Teams only reach 140, the minimum standard for a competitive total, 57% of the time, and only manage decent totals of over 160 27% of the time. And as for immense, match-winning efforts of 180 or more? Forget it. The data shows that teams with this early disadvantage go on to reach 180 only 10% of the time, compared to 34% of the time when they lose less than 2 early wickets. Losing a couple of early wickets seems to have a disastrous impact on scoring massive totals, showing that, similar to ODI’s, T20 teams often never recover from such starts.
This data holds several implications regarding both batting and bowling strategies in the PowerPlay overs.

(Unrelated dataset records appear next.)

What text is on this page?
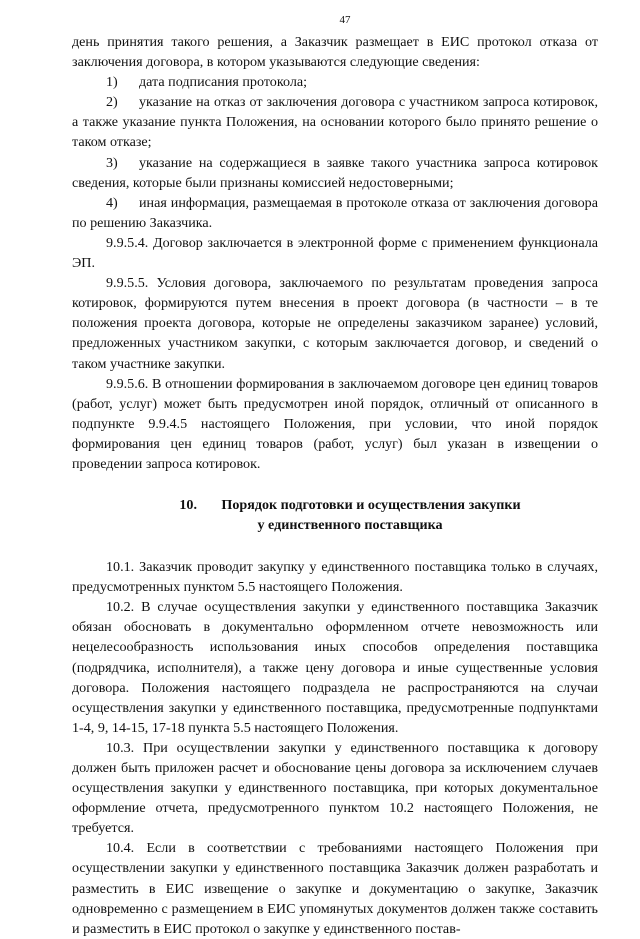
47

день принятия такого решения, а Заказчик размещает в ЕИС протокол отказа от заключения договора, в котором указываются следующие сведения:

1) дата подписания протокола;

2) указание на отказ от заключения договора с участником запроса котировок, а также указание пункта Положения, на основании которого было принято решение о таком отказе;

3) указание на содержащиеся в заявке такого участника запроса котировок сведения, которые были признаны комиссией недостоверными;

4) иная информация, размещаемая в протоколе отказа от заключения договора по решению Заказчика.

9.9.5.4. Договор заключается в электронной форме с применением функционала ЭП.

9.9.5.5. Условия договора, заключаемого по результатам проведения запроса котировок, формируются путем внесения в проект договора (в частности – в те положения проекта договора, которые не определены заказчиком заранее) условий, предложенных участником закупки, с которым заключается договор, и сведений о таком участнике закупки.

9.9.5.6. В отношении формирования в заключаемом договоре цен единиц товаров (работ, услуг) может быть предусмотрен иной порядок, отличный от описанного в подпункте 9.9.4.5 настоящего Положения, при условии, что иной порядок формирования цен единиц товаров (работ, услуг) был указан в извещении о проведении запроса котировок.

10. Порядок подготовки и осуществления закупки
у единственного поставщика

10.1. Заказчик проводит закупку у единственного поставщика только в случаях, предусмотренных пунктом 5.5 настоящего Положения.

10.2. В случае осуществления закупки у единственного поставщика Заказчик обязан обосновать в документально оформленном отчете невозможность или нецелесообразность использования иных способов определения поставщика (подрядчика, исполнителя), а также цену договора и иные существенные условия договора. Положения настоящего подраздела не распространяются на случаи осуществления закупки у единственного поставщика, предусмотренные подпунктами 1-4, 9, 14-15, 17-18 пункта 5.5 настоящего Положения.

10.3. При осуществлении закупки у единственного поставщика к договору должен быть приложен расчет и обоснование цены договора за исключением случаев осуществления закупки у единственного поставщика, при которых документальное оформление отчета, предусмотренного пунктом 10.2 настоящего Положения, не требуется.

10.4. Если в соответствии с требованиями настоящего Положения при осуществлении закупки у единственного поставщика Заказчик должен разработать и разместить в ЕИС извещение о закупке и документацию о закупке, Заказчик одновременно с размещением в ЕИС упомянутых документов должен также составить и разместить в ЕИС протокол о закупке у единственного постав-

Batting teams should focus more on getting solid starts in the PowerPlay, ideally without losing early wickets, before following the traditional model of accelerating later on with wickets in hand. Bowling teams should focus their efforts on taking early wickets, which means fuller lengths and aggressive fields early on. Only when the middle overs begin should the defensive transition begin. Even in this hyper-modern era of limited overs cricket that heavily favors batsmen, bowling with the new ball still offers attacking bowlers a chance to heavily impact the game. In the chaos of 3 distinct formats of the game, the principle of preserving your wicket as a batsman, at least for a couple of overs, still rings universally true.